Başımıza gelen toplu felaketlerin, çocuk, masum demeden herkesi etkisi altına almasına bu yönden baktığımızda faillerin mesuliyetinin ne kadar arttığı bir daha göz önüne gelmektedir. Yine de bu masumların dünyada neden sıkıntılara maruz kaldığı hakkında tatmin edici cevaba ulaşamamış olabiliriz. Bu konu ‘kader’ mevzuuna kadar uzanır ki üzerinde kafa yoran pek çok kişinin ayağını kaydırmış, yine de çözüm bulunamamıştır.

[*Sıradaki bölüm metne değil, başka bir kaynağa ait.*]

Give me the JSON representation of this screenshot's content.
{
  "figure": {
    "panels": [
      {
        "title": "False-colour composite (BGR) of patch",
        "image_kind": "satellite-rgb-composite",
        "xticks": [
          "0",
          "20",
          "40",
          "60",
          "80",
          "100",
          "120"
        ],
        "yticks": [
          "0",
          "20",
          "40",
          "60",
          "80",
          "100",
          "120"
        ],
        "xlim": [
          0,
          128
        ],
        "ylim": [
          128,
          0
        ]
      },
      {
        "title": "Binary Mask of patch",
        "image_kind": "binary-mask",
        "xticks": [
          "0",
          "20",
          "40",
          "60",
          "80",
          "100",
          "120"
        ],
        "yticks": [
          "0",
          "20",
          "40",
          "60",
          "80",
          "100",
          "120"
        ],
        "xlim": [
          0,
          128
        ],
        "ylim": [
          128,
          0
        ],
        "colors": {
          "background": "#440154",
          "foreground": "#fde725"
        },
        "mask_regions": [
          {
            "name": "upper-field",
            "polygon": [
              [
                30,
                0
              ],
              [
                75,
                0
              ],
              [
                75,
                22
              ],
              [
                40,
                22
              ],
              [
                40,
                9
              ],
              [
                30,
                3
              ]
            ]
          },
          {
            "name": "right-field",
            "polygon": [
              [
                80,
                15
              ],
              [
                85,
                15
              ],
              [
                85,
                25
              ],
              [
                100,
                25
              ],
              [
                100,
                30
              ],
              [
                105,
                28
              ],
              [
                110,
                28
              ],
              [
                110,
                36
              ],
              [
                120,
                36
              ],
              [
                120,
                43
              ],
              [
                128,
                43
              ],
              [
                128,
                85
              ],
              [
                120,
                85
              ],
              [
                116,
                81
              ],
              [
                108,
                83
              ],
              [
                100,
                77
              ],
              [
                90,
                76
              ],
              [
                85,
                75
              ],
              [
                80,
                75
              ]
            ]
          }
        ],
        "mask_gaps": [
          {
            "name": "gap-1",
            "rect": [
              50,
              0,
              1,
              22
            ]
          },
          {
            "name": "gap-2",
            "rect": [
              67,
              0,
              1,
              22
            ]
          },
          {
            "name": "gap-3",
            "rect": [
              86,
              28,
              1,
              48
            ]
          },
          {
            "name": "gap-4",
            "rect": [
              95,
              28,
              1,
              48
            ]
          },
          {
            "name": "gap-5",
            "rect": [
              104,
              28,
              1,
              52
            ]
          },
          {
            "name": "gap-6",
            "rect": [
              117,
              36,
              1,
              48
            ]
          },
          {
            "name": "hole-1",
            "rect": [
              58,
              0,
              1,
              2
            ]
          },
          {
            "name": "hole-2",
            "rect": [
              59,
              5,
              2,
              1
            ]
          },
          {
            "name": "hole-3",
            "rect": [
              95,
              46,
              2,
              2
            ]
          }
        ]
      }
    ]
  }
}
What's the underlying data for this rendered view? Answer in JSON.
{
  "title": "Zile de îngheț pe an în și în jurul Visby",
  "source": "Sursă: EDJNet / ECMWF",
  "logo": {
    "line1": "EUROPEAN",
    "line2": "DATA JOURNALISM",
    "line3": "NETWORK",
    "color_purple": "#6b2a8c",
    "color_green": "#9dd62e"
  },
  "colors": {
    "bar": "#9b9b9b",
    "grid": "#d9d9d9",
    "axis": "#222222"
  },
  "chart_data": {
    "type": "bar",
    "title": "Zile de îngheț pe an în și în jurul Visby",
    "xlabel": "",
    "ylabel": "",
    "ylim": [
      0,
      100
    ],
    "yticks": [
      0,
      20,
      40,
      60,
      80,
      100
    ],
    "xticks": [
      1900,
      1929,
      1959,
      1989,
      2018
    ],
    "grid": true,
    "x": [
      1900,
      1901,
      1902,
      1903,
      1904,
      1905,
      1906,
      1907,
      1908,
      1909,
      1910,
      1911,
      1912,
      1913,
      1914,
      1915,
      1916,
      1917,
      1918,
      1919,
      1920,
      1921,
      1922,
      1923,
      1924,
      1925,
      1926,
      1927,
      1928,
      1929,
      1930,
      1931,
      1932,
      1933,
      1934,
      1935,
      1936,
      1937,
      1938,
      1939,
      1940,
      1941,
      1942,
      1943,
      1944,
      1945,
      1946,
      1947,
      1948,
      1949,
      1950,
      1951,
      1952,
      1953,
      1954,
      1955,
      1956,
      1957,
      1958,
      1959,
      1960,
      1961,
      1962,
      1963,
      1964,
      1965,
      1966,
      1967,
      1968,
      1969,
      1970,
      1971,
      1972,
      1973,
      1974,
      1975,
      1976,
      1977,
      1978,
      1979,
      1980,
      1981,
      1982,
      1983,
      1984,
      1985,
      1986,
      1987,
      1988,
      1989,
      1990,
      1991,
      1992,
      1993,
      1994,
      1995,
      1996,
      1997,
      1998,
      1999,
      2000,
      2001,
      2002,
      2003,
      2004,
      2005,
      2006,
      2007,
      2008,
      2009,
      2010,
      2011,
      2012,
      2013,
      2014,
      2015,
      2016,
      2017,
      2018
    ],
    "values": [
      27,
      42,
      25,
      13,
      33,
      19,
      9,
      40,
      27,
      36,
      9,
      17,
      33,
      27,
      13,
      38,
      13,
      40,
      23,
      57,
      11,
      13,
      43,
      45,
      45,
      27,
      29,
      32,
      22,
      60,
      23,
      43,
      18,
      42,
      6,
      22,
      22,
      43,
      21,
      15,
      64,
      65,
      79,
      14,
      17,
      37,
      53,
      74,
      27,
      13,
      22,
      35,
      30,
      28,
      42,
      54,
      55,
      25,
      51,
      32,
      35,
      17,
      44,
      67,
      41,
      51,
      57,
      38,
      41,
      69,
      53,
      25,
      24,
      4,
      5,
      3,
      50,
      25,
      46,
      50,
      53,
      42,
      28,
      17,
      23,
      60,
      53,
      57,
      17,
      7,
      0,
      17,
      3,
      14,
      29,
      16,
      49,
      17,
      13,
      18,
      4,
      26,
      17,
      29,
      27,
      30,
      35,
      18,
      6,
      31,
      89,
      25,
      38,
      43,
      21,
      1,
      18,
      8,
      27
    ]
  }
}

Bu meselenin bir ulûhiyyet sırrı içerdiğini, bizim kullar olarak idrakimizin bu ikilemi çözmeye yetmeyeceğini kabul ederek ve Bürûc suresi 16. Ayeti zikrederek konuyu kapatalım:
‘O’dur dilediğini dilediği gibi yapan.’
Tabii ki konuyu kaderle ilişkilendirmek bu dünyada hak ve hukukunu aramamak, mücadele etmemeyi gerektirmiyor. Ama yine de tüm mücadelenize rağmen sonuç alamayabiliyorsunuz. İşte Allah, bunun da tesellisini ahirete dair bazı haberler vererek bize bildiriyor. Bunların hak ve hukuklarını baki kılıyor. Yani, bazı hak ve hukuk davaları bu dünyada çözülmüyor; öte tarafa kalıyor.
Ezcümle, henüz şok etkisinden kurtulamamış bulunduğumuz büyük Maraş depremi gibi felaketler hakkında üzerinde düşünmemiz gereken husus, gökyüzünde yol gösterici yıldızlar misali birer nimet olarak aramızda bulunan alimler / bilim adamları sınıfına hak ettikleri itibarı iade etmek ve başka cazip menfaatleri öncelemekten vazgeçerek sözlerine kulak kesilmek, bunu bir ibadet saymak ve bunu terketmenin vebalinin dünyevî ve uhrevî mesuliyetini iyice anlamaya çalışmaktır.